16. A vehicle, comprising:

a sensor; and

a processor configured to:

determine a control condition variable indicative of a trajectory of the vehicle with respect to a straight line;

determine a bank angle condition variable indicative of a motion of the vehicle with respect to the straight line based on a bank angle of the road section;

determine a torque condition variable indicative of the motion of the vehicle with respect to the straight line based on a torque applied to a steering wheel of the vehicle;

determine a straight-line condition for the vehicle when at least one of the control condition variable, the bank angle condition variable and the torque condition variable indicates that the vehicle is moving in the straight line; and

calibrate the sensor when the vehicle is in the straight-line condition.

17. The vehicle of claim 16, wherein the processor is further configured to determine the bank angle condition variable based on at least one of: (i) map server data; (ii) a vehicle dynamics; and (iii) Global Positioning Satellite (GPS) data.

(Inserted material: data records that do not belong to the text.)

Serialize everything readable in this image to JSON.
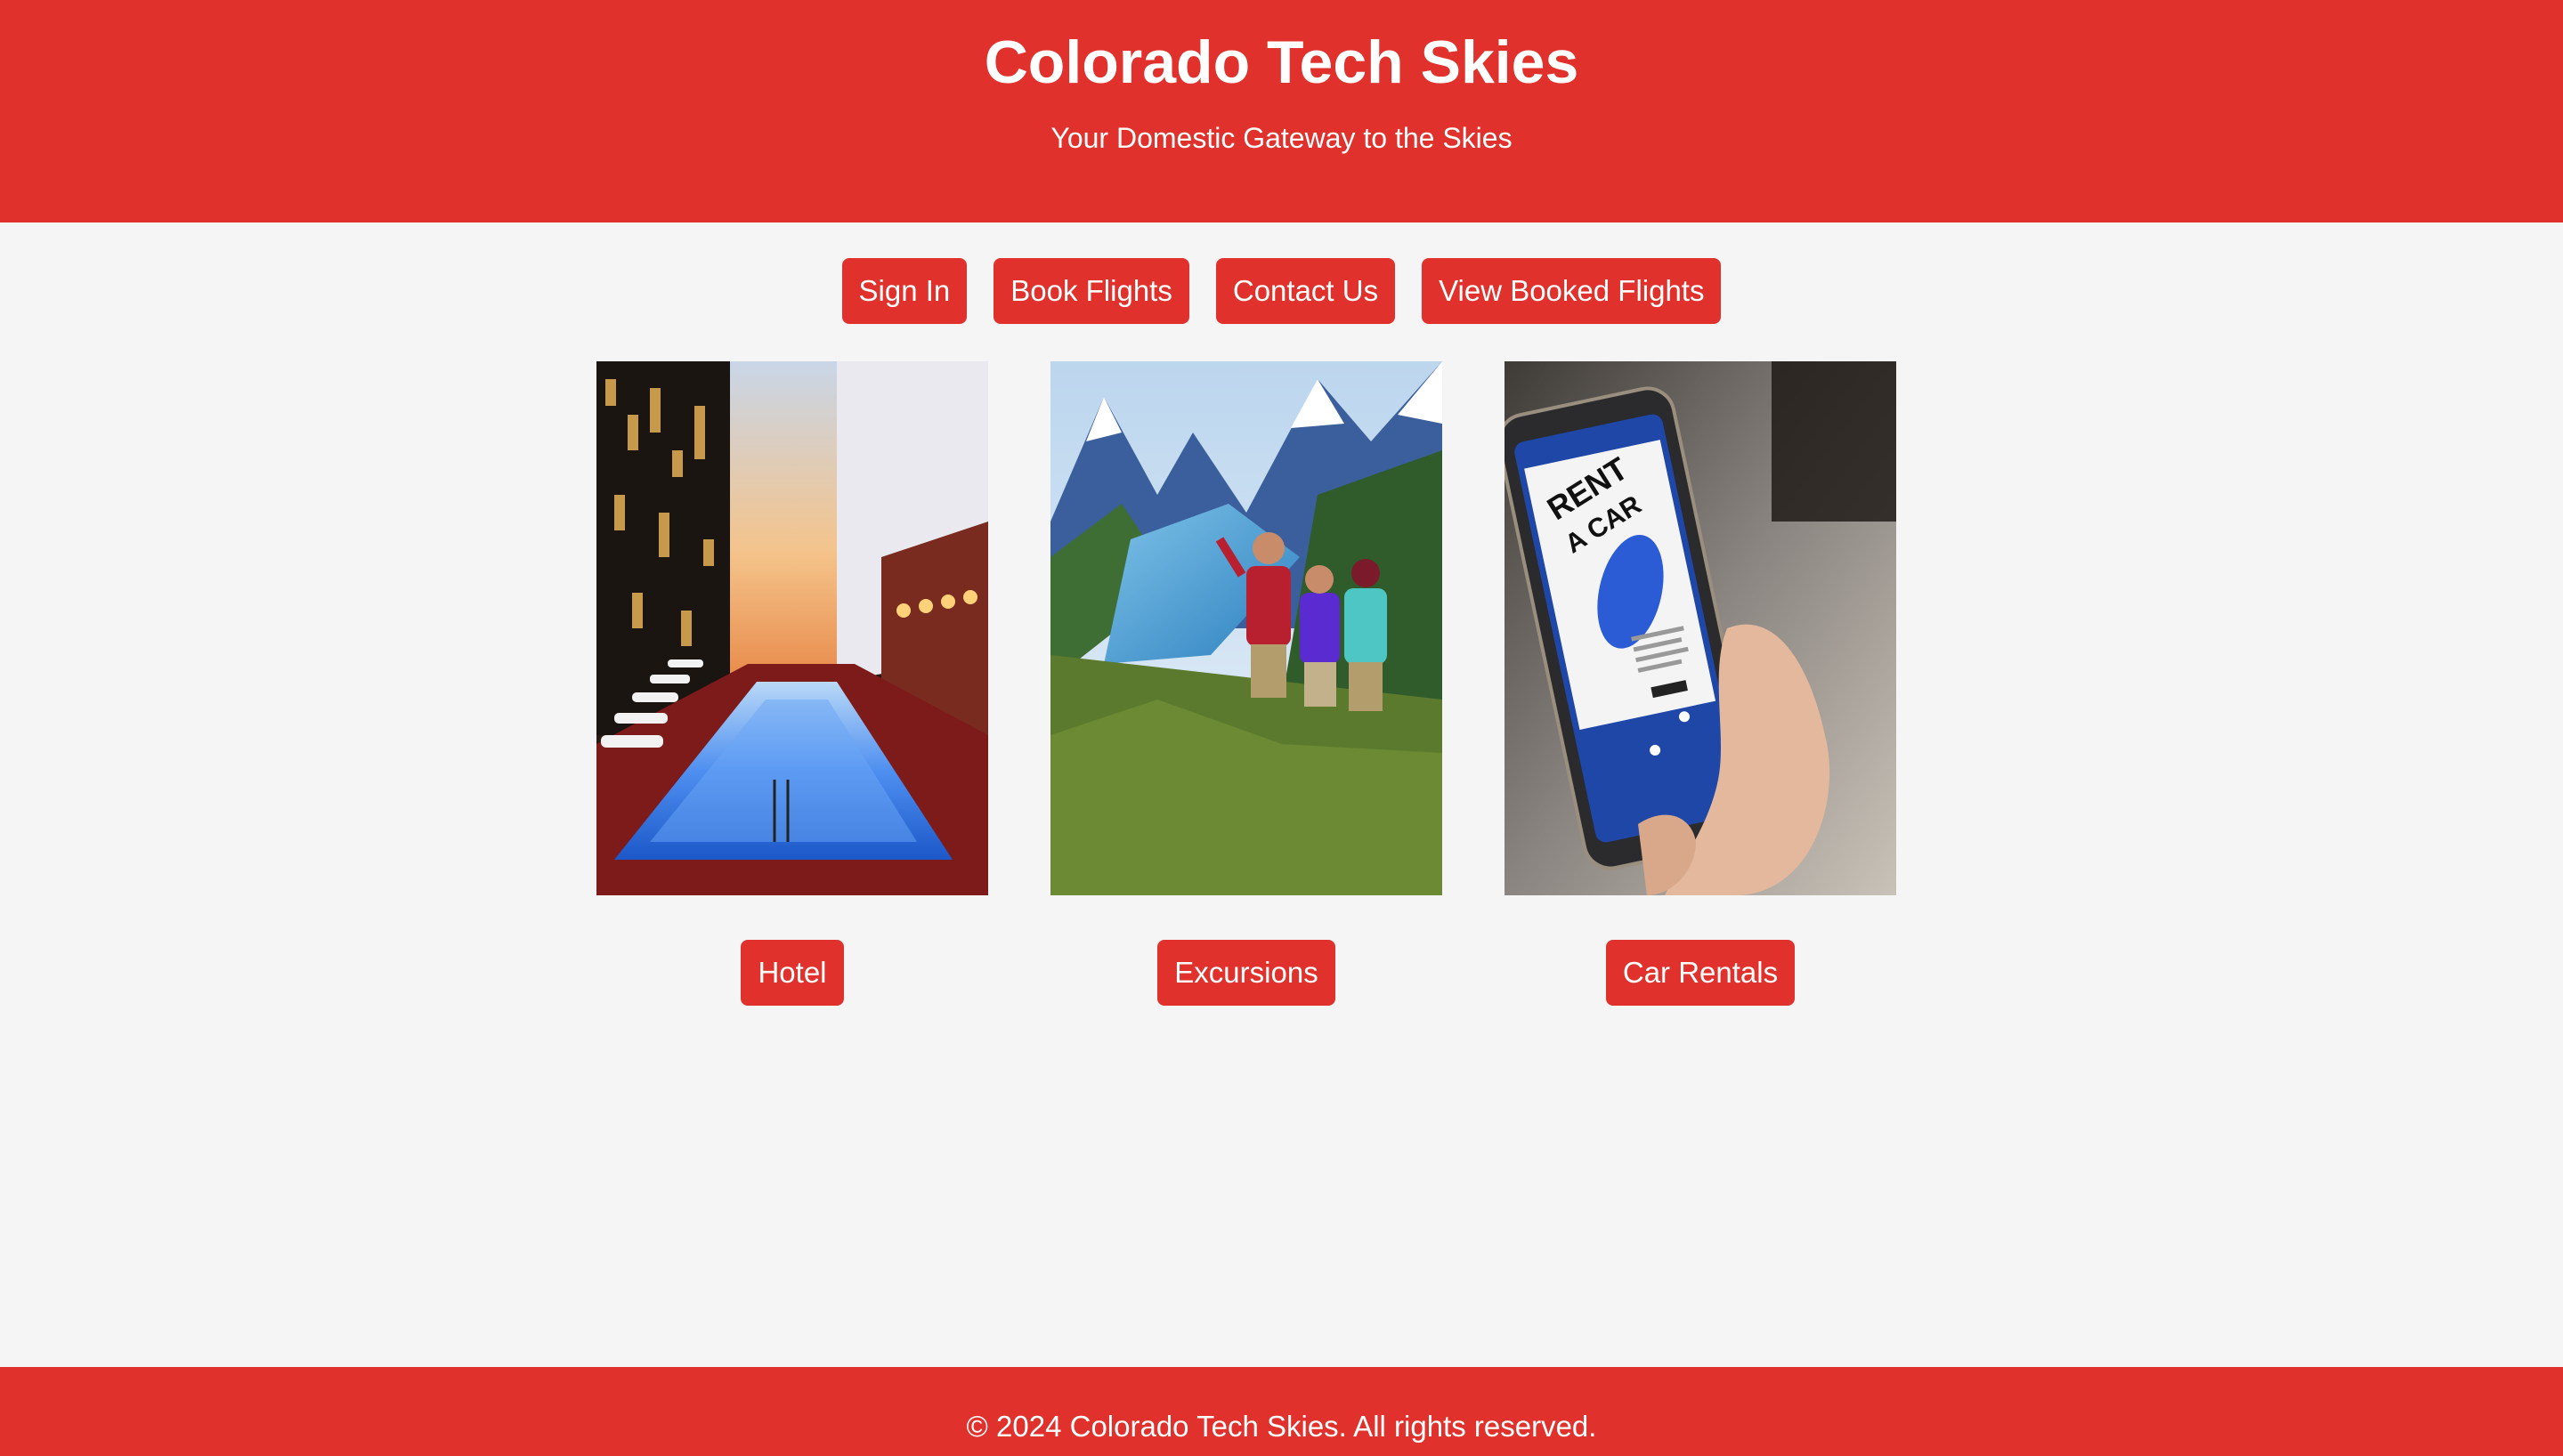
{
  "header": {
    "title": "Colorado Tech Skies",
    "tagline": "Your Domestic Gateway to the Skies"
  },
  "nav": {
    "sign_in": "Sign In",
    "book_flights": "Book Flights",
    "contact_us": "Contact Us",
    "view_booked": "View Booked Flights"
  },
  "services": {
    "hotel": "Hotel",
    "excursions": "Excursions",
    "car_rentals": "Car Rentals"
  },
  "phone_screen": {
    "line1": "RENT",
    "line2": "A CAR"
  },
  "footer": {
    "text": "© 2024 Colorado Tech Skies. All rights reserved."
  },
  "colors": {
    "brand_red": "#e0312c",
    "background": "#f5f5f5",
    "text_on_brand": "#ffffff"
  }
}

18. The vehicle of claim 16, wherein the processor is further configured to determine a pending driving straight condition variable based on at least one of: (i) a heading condition variable based on Global Positioning Satellite (GPS) heading data; (ii) a derived heading condition variable based on a latitude and a longitude of the vehicle obtained from GPS; (iii) a wheel velocity condition variable based on differences in wheel velocities; and (iv) a road curvature condition variable.

19. The vehicle of claim 18, wherein the wheel velocity condition variable is based on a difference between at least one of: (i) a right front wheel velocity and a left front wheel velocity; (ii) a right rear wheel velocity and a left rear wheel velocity: (iii) the right front wheel velocity and the left rear wheel velocity; and (iv) the left front wheel velocity and the right rear wheel velocity.

20. The vehicle of claim 18, wherein the road curvature condition variable is based on at least one of: (i) a left-side image obtained from a left-side camera of the vehicle; (ii) a right-side image obtained from a right-side camera of the vehicle; and (iii) a meaning of a road sign in at least one of the left-side image and the right-side image.